CNN Notes that "Arab Spring nations don't yet grasp freedom of dissent "

Trying to get across the point I was making earlier, CNN notes that the Arab Spring nations are very immature societies, and although my term of "savages" might be harsh, characterizing this behavior as "savage" hardly inaccurate.

These are people who were born and raised in dictatorships. They are accustomed to thinking that a government controls its citizens -- that a film or documentary cannot be produced without government approval. For decades, this has been the reality of their lives, and they strongly believe that the Western world and its citizens have a similarly controlling relationship between individuals and government.
In light of this assumption, they hold the U.S. government responsible for the tacky and distasteful film produced by a right-wing Muslimphobe.
Little wonder, then, that Egyptian President Mohamed Morsy has called for the prosecution by the U.S government of the filmmakers, and Egypt's top cleric, Mufti Ali Goma, has called on the United Nations to forbid denigration of faiths. Morsy studied in the United States and Ali Goma regularly visits the West on the interfaith circuit, yet both men don't yet grasp that religious freedom and the freedom of expression are inextricably linked in America.
It is hard for younger Arabs not born into freedom to understand how individual liberty works in real life.
The freedom to proselytize also guarantees the right to apostatize. Heresy and blasphemy are essential parts of free and democratic societies. Arab activists cannot seek to emulate the West's political and social achievements by looking at the United States and Europe today, but must observe and learn from the religious battles of 17th-century Europe, the smashing of the tyranny of the Roman Catholic Church, the ending of burning witches and the forbidding of hanging heretics.
It is this history of unbolting the doors of dissent that led to the conditions in which John Locke and John Stuart Mill could write and think freely and then influence Thomas Jefferson and the other U.S. Founding Fathers.
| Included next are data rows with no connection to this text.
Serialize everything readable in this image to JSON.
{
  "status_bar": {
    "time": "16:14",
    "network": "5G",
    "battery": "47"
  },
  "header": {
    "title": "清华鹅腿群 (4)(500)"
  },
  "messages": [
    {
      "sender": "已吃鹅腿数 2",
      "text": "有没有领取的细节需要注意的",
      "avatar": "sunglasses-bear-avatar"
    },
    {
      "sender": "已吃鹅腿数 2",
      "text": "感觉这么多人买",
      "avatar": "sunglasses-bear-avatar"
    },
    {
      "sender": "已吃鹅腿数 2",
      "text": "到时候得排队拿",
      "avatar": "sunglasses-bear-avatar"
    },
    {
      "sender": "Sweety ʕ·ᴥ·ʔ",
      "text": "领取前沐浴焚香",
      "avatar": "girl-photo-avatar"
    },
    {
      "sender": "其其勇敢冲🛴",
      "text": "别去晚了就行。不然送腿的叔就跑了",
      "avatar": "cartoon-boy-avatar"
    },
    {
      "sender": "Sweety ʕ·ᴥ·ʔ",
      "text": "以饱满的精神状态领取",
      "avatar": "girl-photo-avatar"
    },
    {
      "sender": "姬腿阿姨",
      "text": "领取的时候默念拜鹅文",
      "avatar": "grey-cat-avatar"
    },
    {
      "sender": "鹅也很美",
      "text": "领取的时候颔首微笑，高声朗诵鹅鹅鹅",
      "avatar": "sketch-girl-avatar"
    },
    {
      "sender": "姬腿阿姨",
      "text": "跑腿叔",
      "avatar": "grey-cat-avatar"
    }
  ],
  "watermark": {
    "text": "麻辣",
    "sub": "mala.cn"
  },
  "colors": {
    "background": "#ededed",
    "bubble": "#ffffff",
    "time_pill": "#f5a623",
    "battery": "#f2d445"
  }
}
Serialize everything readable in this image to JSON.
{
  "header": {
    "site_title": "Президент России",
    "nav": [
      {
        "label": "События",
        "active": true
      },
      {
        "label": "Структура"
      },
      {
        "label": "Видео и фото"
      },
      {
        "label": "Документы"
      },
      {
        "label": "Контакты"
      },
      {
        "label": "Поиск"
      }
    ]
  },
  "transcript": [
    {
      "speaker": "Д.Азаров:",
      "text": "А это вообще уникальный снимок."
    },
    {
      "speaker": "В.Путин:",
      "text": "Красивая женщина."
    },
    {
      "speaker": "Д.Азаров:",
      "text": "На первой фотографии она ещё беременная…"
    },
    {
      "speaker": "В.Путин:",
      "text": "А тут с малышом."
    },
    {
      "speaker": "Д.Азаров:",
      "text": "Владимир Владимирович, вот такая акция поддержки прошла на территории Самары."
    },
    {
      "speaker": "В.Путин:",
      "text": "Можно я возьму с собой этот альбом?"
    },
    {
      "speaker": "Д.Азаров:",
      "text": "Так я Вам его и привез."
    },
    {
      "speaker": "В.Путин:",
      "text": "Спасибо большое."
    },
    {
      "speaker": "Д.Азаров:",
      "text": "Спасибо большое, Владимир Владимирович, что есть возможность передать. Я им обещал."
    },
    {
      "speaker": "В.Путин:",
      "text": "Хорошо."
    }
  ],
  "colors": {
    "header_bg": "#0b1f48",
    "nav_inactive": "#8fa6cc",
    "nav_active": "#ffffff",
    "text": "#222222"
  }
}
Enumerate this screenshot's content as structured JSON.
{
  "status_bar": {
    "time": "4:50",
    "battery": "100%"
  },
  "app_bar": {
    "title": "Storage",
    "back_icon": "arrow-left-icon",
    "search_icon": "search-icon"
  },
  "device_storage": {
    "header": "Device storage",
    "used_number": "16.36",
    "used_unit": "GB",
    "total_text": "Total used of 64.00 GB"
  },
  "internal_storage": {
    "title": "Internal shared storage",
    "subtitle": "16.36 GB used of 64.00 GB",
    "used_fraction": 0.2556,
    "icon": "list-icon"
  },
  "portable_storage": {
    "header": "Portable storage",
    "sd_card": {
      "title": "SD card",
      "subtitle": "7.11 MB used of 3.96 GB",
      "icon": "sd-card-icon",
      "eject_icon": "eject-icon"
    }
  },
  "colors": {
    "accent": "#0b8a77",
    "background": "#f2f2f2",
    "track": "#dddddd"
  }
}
There are no shortcuts to freedom, except to learn from the mistakes of the West in the past.

The wrap-up line?

Freedom is not only about majority rule, but ensuring that women, religious minorities and intellectual dissenters are able to flourish without fear.

By: Brant

2 comments:

S O said...

I agree.
http://defense-and-freedom.blogspot.de/2012/09/a-permanent-challenge-for-societies-ii.html

Brant said...

Sven, I like this line from your post

"We should help Arabs to understand that we suffer from our hardcore idiots just as much as they do, but this suffering is the price of our freedom."